Current challenges and future research agenda
Proposal by Lia Patrício (academic partner of SDIN)
Service innovation is a strategic priority for service research and for organizations trying to find new ways of cocreating value with customers and to improve their competitive positioning (Ostrom, Parasuraman et al. 2015). From a service logic perspective, innovative services are not defined in terms of their new features, but in terms of how they change customer thinking, participation, and capabilities to create and realize value (Michel, Brown et al. 2008). Service design is framed as a holistic, multidisciplinary field that helps to innovate services so they are useful, usable and desirable to the customer, and effective, efficient and distinctive to the service provider (Mager and Sung 2011). Service design plays a key role in service innovation, as it brings innovative ideas to life through a design thinking process. It enables service providers to develop scenarios of solutions that do not yet exist and to prototype them. However, service design and service innovation frameworks are still dispersed, lacking integration, systematisation and widespread usage across organisations.

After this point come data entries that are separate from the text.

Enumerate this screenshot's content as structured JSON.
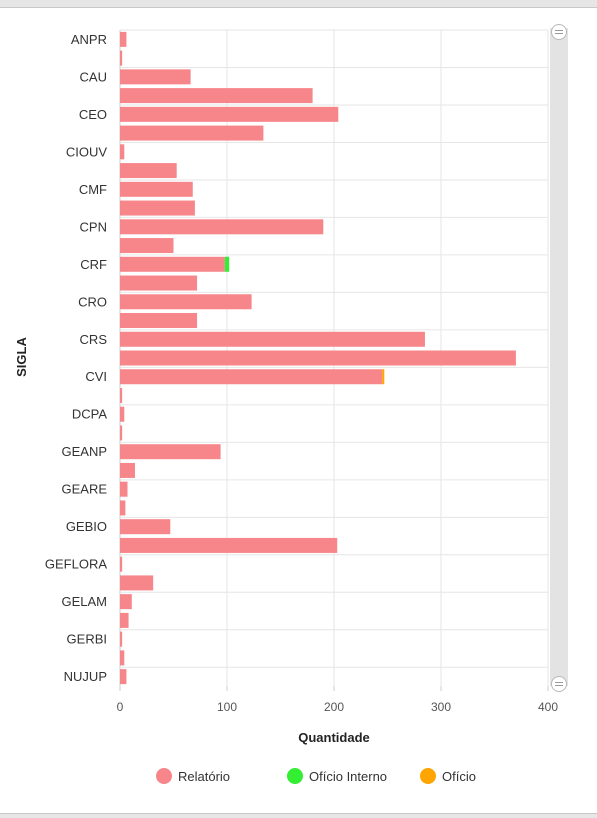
{
  "chart_data": {
    "type": "bar",
    "orientation": "horizontal",
    "stacked": true,
    "xlabel": "Quantidade",
    "ylabel": "SIGLA",
    "xlim": [
      0,
      400
    ],
    "xticks": [
      0,
      100,
      200,
      300,
      400
    ],
    "categories": [
      "ANPR",
      "",
      "CAU",
      "",
      "CEO",
      "",
      "CIOUV",
      "",
      "CMF",
      "",
      "CPN",
      "",
      "CRF",
      "",
      "CRO",
      "",
      "CRS",
      "",
      "CVI",
      "",
      "DCPA",
      "",
      "GEANP",
      "",
      "GEARE",
      "",
      "GEBIO",
      "",
      "GEFLORA",
      "",
      "GELAM",
      "",
      "GERBI",
      "",
      "NUJUP"
    ],
    "series": [
      {
        "name": "Relatório",
        "color": "#f7868a",
        "values": [
          6,
          2,
          66,
          180,
          204,
          134,
          4,
          53,
          68,
          70,
          190,
          50,
          98,
          72,
          123,
          72,
          285,
          370,
          245,
          2,
          4,
          2,
          94,
          14,
          7,
          5,
          47,
          203,
          2,
          31,
          11,
          8,
          2,
          4,
          6
        ]
      },
      {
        "name": "Ofício Interno",
        "color": "#33ee33",
        "values": [
          0,
          0,
          0,
          0,
          0,
          0,
          0,
          0,
          0,
          0,
          0,
          0,
          4,
          0,
          0,
          0,
          0,
          0,
          0,
          0,
          0,
          0,
          0,
          0,
          0,
          0,
          0,
          0,
          0,
          0,
          0,
          0,
          0,
          0,
          0
        ]
      },
      {
        "name": "Ofício",
        "color": "#ffa500",
        "values": [
          0,
          0,
          0,
          0,
          0,
          0,
          0,
          0,
          0,
          0,
          0,
          0,
          0,
          0,
          0,
          0,
          0,
          0,
          2,
          0,
          0,
          0,
          0,
          0,
          0,
          0,
          0,
          0,
          0,
          0,
          0,
          0,
          0,
          0,
          0
        ]
      }
    ],
    "grid": true,
    "legend_position": "bottom"
  }
}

The need for better integration of service design and service innovation processes becomes ever more important as the evolution of the service environment raises new challenges for organisations. First, in spite of the rapid growth of the service design and service innovation areas, there is still lack of integration and systematisation of the frameworks and methods of the two fields. Further integration is needed to evolve service design as an interdisciplinary service research field, and to leverage its impact on service innovation. The second challenge is the more active role customers and other stakeholders play in the design of companies’ solutions and in co-creating their unique experiences. Organisations need to develop capacity to involve customers in the design of new services, and how to design services for more autonomous experience creation by customers. The third challenge is the increasing complexity of the service environment. Today’s service offerings are enabled by complex service systems, involving configurations of people, processes, technologies, physical evidence and other resources that enable value co-creation. Moreover, the competitive landscape is moving from the organisation’s service system level to the network level, as organisations increasingly form value networks that together offer more complete solutions to their customers and other actors involved.
Based on the literature review and the research developed under the Service Design for Innovation Marie Curie Innovative Training Network, this special session will provide an overview of the challenges of leveraging service design to foster service innovation, focusing on integrating service design and innovation methods and frameworks, involving customers and stakeholders in the design and innovation process, and addressing complex service systems and value networks. This special session will also present a research agenda in the area of service design for innovation, identifying future research directions.
Mager, B. and T.-J. D. Sung (2011). “Special Issue Editorial: Designing for Services.” International Journal of Design 5(2): 1-3.
Ostrom, A. L., A. Parasuraman, D. E. Bowen, L. Patrício and C. A. Voss (2015). “Service Research Priorities in a Rapidly Changing Context.” Journal of Service Research 18(2): 127-159.